Educare al bene non è facile, ma è possibile: è una passione che anche le mie consorelle indiane portano nel cuore e che hanno portato, con il loro prezioso contributo in India, in Africa, in Indonesia, in Papua Nuova Guinea, lavorando nelle scuole, negli ostelli, negli ospedali, negli orfanatrofi, nei seminari.
A Grandate, dove sono stata trasferita ho potuto continuare a dare la mia disponibilità per i servizi richiestimi dal parroco, nel campo della prima età fino a quello della terza età.

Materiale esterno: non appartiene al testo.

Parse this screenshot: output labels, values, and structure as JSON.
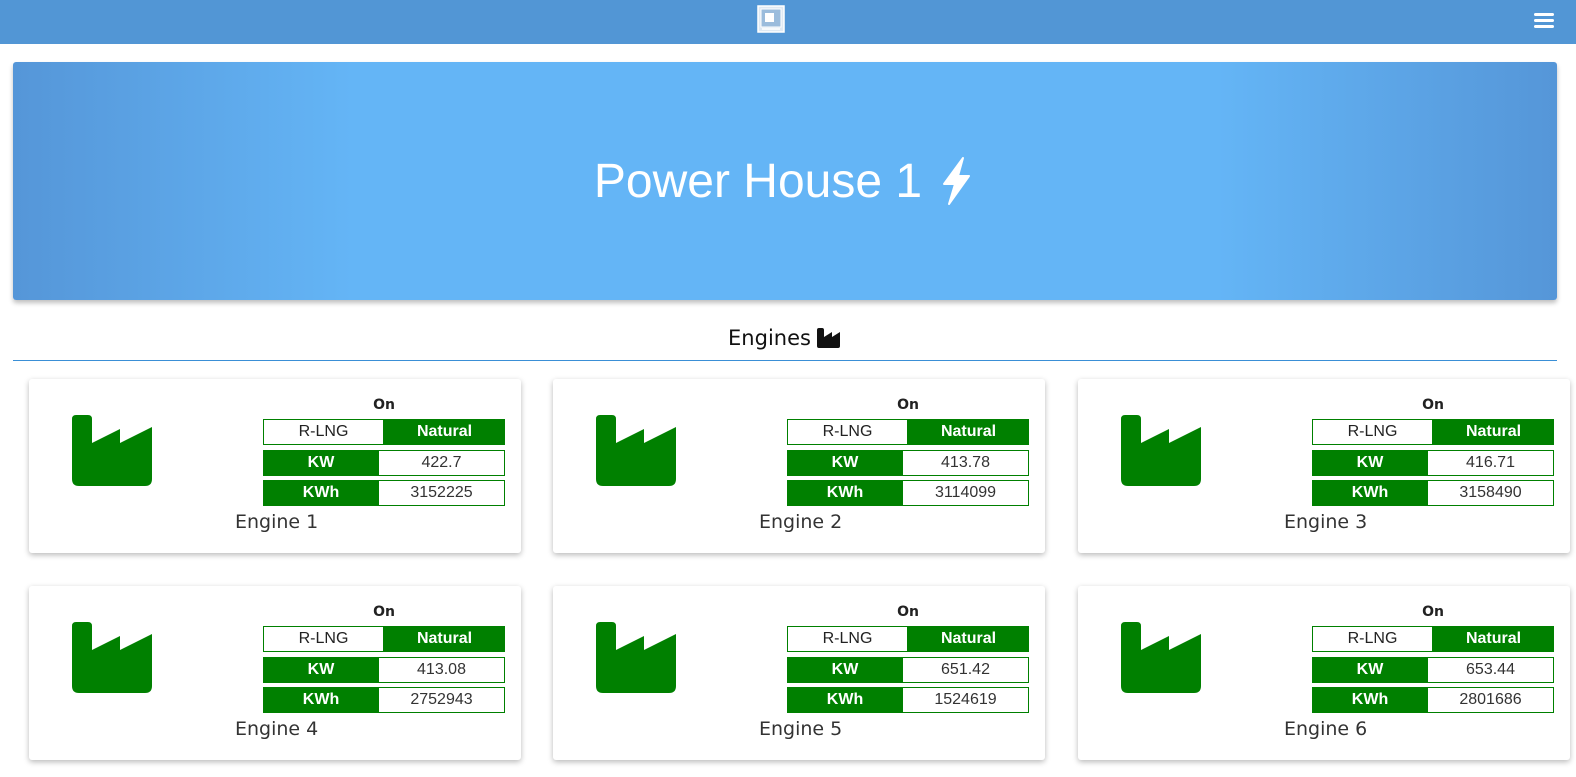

Attualmente mi trovo a Como, nella Casa Provinciale in Via Dante dove ho iniziato il mio cammino di sequela 64 anni fa, ora costretta all’isolamento fisico dal coronavirus, ma non impossibilitata all’attività, in quanto posso sferruzzare pesanti coperte e calzini per i clochard e fare compagnia alle sorelle più acciaccate. Ma, più di tutto, posso pregare tanto in quest’ora tenebrosa che sta attraversando l’umanità lontana da Cristo, che è lo stesso ieri, oggi e sempre, per tutti coloro che sono creati dalla sua Parola, in particolare il Papa (ogni Papa), la roccia su cui Cristo ha edificato la Sua Chiesa assicurando che le forze del male non prevarranno. Papa Francesco continua a raccomandare ai cristiani di pregare per lui perchè, probabilmente, di nemici ne ha tanti, come non sono mancati a tutti coloro che l’hanno preceduto.
Il terribile Napoleone, acerrimo nemico di Papa Pio VII, esiliato sull’isolotto di Sant’Elena, disse ad un amico: «Vorrei gridare ai potenti della terra: “Non toccate il Papa per non essere annientati dalla mano di Dio, anzi proteggete la Cattedra di S. Pietro!” Che gli increduli e i libertini non abbiano per il Papa ed i Sacerdoti che odio e disprezzo non è meraviglia, ma che persone cristiane, che si ritengono buone e timorate di Dio non abbiano il dovuto rispetto è cosa intollerabile e dolorosa per chi ama Cristo e la sua Chiesa, che non è stata fatta da angeli fin dal suo inizio».
Si parla con tanto chiasso delle debolezze di qualche prete e non si fa parola delle virtù e dei sacrifici della maggior parte di essi, che nel mondo sacrificano anche la vita per rimanere con i fedeli in situazioni rischiosissime. Anche in tempo di pandemia sono venuti a mancare 100 sacerdoti accorsi nelle corsie per portare il conforto della fede a coloro che li chiamavano.